Plastics revolutionised the way we live. Plastics are food-safe, easy to manufacture, and sterile. They are also durable and long-lasting. This has made plastic an economical and attractive choice in a wide range of applications.

However, the persistence of plastics is also their drawback. Some plastics take hundreds of years to begin breaking down. Despite many plastics being recyclable, it is estimated that over 80% of the plastic manufactured will end up in landfill or as pollution, choking our oceans and terrestrial ecosystems. The COVID-19 pandemic has also increased the demand for single-use plastics, further exacerbating the problem. By 2050, it is estimated that there will be more plastic in the ocean than fish by weight.

Finding more sustainable, effective methods of dealing with our plastic waste is critical to our efforts to conserve the environment.

Seven main types of plastic are manufactured globally. This includes PET, which is a clear, strong, and lightweight plastic often used to make food packaging and drinks bottles. Many PET products are single-use, contributing to the catastrophic levels of plastic pollution the planet is now experiencing.

Fortunately, some microbes can break down the molecules – called ‘polymers’ – in PET, thanks to the similarity of these compounds to naturally occurring substances. The discovery of a bacterial species that produces enzymes capable of breaking down PET opened up a world of possibility for degrading this ubiquitous type of plastic. Since then, several bacteria have been identified that can use PET as their food source.

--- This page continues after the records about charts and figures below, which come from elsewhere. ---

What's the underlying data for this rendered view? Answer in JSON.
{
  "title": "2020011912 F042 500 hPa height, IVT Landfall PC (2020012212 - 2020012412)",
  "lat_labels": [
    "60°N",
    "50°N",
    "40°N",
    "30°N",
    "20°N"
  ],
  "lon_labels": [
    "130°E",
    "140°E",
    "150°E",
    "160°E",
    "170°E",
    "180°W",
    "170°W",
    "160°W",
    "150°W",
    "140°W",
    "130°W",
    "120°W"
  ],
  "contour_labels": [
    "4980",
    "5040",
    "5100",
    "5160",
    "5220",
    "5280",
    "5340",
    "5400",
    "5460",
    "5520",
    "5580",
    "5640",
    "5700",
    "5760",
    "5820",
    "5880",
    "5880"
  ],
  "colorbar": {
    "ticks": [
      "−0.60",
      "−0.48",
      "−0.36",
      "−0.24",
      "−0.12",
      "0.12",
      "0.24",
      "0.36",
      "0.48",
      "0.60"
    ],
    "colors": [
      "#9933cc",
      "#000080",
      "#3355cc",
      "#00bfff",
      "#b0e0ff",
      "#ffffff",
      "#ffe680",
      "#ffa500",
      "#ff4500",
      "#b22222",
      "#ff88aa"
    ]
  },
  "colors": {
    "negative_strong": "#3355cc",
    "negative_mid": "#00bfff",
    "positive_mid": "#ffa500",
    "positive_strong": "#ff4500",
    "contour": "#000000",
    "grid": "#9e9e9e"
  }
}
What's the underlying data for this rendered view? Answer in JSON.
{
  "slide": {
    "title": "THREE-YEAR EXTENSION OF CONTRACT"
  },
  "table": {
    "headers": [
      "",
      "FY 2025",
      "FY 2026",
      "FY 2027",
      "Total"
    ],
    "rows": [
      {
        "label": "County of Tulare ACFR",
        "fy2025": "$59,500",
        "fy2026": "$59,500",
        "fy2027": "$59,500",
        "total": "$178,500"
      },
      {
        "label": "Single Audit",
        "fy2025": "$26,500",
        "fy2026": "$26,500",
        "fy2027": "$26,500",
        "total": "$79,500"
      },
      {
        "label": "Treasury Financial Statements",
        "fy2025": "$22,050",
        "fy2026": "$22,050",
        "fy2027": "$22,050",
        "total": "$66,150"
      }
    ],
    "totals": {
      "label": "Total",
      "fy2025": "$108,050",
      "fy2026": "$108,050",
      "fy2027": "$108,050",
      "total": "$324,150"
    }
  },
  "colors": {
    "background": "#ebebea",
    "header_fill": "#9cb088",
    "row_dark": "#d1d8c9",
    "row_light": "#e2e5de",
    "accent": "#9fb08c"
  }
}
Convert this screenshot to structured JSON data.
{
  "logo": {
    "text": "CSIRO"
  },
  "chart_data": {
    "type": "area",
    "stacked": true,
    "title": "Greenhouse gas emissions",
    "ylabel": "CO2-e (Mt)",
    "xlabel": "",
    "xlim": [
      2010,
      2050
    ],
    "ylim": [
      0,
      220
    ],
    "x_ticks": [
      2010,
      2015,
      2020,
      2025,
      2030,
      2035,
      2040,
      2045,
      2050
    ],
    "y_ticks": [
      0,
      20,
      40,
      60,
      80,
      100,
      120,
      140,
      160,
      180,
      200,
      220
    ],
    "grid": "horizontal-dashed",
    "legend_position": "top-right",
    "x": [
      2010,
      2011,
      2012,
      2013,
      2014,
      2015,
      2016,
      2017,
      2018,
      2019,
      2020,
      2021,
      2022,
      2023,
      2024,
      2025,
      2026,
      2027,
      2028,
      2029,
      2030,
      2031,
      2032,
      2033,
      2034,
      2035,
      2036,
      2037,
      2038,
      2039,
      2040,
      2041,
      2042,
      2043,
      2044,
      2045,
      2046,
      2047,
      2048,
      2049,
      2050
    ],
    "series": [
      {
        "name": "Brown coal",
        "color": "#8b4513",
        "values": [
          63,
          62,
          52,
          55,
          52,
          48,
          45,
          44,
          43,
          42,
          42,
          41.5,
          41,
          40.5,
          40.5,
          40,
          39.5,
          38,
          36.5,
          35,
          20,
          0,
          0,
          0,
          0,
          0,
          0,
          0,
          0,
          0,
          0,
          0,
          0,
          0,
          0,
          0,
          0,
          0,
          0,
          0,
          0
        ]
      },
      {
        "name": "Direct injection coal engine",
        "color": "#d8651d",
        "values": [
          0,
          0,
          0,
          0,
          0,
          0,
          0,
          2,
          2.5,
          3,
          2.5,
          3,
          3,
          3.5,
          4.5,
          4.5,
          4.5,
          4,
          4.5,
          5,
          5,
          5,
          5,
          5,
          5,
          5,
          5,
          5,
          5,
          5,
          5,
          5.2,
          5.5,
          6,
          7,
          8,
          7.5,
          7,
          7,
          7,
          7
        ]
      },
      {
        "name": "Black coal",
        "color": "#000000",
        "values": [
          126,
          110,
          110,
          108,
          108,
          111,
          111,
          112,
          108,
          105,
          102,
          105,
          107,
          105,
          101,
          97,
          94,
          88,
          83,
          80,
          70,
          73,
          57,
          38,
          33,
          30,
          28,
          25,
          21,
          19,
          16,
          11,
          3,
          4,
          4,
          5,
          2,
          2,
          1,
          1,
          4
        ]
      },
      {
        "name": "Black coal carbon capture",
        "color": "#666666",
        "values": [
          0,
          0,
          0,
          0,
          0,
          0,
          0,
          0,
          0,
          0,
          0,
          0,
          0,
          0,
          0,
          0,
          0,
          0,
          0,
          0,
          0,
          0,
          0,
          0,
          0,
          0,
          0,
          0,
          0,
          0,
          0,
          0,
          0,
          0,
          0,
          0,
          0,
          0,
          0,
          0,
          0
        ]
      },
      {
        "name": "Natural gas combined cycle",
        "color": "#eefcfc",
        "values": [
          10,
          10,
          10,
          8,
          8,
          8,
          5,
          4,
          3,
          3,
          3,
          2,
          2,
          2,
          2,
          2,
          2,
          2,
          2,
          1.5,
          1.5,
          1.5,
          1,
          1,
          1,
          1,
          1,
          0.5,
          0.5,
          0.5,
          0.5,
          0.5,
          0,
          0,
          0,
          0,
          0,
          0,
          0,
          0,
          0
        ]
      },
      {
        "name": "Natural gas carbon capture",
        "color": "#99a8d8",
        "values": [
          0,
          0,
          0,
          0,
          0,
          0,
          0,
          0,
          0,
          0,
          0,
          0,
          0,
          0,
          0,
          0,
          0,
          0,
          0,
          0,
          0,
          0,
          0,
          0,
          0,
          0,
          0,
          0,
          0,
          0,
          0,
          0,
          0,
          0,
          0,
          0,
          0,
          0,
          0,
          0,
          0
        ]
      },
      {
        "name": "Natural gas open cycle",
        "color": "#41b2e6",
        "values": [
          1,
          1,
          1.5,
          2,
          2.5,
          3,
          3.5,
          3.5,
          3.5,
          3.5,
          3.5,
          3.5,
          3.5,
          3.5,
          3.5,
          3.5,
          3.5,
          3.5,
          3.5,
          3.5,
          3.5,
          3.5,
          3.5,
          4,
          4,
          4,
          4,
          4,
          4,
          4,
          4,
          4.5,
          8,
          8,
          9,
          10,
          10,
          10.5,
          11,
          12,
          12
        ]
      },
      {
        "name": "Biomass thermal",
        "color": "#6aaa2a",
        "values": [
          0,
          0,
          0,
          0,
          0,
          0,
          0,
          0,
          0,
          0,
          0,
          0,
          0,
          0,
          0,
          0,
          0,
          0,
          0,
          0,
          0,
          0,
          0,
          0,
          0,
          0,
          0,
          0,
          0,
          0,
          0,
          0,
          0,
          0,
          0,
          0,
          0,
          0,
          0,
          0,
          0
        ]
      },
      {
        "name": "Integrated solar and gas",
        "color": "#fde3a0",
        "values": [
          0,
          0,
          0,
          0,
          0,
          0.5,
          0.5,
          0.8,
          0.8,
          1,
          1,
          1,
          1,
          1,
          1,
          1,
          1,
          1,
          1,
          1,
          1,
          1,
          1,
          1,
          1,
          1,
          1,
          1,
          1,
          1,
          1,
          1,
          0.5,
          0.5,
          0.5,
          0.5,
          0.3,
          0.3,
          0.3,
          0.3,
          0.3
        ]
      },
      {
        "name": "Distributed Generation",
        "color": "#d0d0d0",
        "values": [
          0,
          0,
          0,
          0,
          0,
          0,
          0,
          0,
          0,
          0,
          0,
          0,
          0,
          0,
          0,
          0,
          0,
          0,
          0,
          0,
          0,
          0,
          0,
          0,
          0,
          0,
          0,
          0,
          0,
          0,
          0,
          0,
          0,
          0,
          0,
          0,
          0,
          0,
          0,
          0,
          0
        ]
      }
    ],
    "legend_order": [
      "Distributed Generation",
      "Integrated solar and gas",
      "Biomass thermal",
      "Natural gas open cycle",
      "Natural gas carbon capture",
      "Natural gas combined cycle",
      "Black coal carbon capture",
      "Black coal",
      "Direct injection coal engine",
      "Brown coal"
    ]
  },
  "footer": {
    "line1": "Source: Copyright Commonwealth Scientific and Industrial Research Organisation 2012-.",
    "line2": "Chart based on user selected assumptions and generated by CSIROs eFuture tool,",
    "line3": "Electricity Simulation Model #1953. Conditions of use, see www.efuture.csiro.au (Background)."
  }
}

In their research, Dr Jay Mellies and his colleagues at Reed College and Willamette University identified a group of five bacterial species that together can break down PET and the byproducts produced during its degradation.

In a more recent study, they continued this work by comparing the genomes of 232 bacterial species that are related to the five bacteria they had previously studied. By comparing the genomes of the plastic-eating bacteria to their non-plastic-eating counterparts, the researchers isolated genes that confer this ability. These genes contain the instructions for building enzymes that break down PET and the byproducts produced during its degradation.

One of the team’s discoveries was an enzyme-producing gene that plays an important role in breaking down a specific byproduct of PET degradation. They achieved this by creating a strain of bacteria without a functioning version of this gene, and comparing it to the original bacterial strain.

Confirming their predictions, only the original bacteria broke down the PET byproduct. This enabled the researchers to identify and conduct a 3D structural analysis of the enzyme responsible for this process.

In addition to identifying several genes and their associated enzymes that degrade PET, Dr Mellies and his colleagues also discovered genes implicated in degrading other types of plastics and plasticisers.

Plasticisers are substances that are added to a range of hard plastics to make them softer and more flexible. For example, PVC is a type of hard plastic that can be softened with plasticisers to make shower curtains, flexible plastic tubing, and electrical wire insulation. Plasticisers are potentially harmful substances that have been implicated in a range of human, animal, and environmental health issues. Because plasticisers are not bound within the chemical structure of plastic polymers, they can leach into the surrounding environment.

As such, developing processes that can also break down the plasticisers within plastics is imperative. The researchers identified a range of genes in their group of bacteria that have the potential to break down plasticisers. The full suite of bacteria studied exhibited an incredible level of functional diversity and ability to degrade a range of polymers and plasticisers.

An important function involved in the effective degradation of PET is the ability of bacteria to adhere to a plastic surface and form a layer. This thin layer of bacteria is called a ‘biofilm’. Dr Mellies and his colleagues measured biofilm production in the bacteria they studied, and discovered a range of abilities.

The ability to produce biofilms is related to the production of a substance called ‘surfactin’, which triggers biofilm formation. The team recommend that including bacterial strains with enhanced surfactin production could increase the efficiency of processes developed to degrade mixed-plastic waste.

Dr Mellies suggests that the full suite of bacteria they investigated could together possess the ability to degrade the full range of plastic types, thanks to their functional diversity. His team’s research holds promise for developing mixed-plastic waste degradation using a specially selected group of bacterial species.

Plastic-eating bacteria could help us to achieve complete and safe plastic degradation, which is vital for solving the mounting global problem of plastic pollution.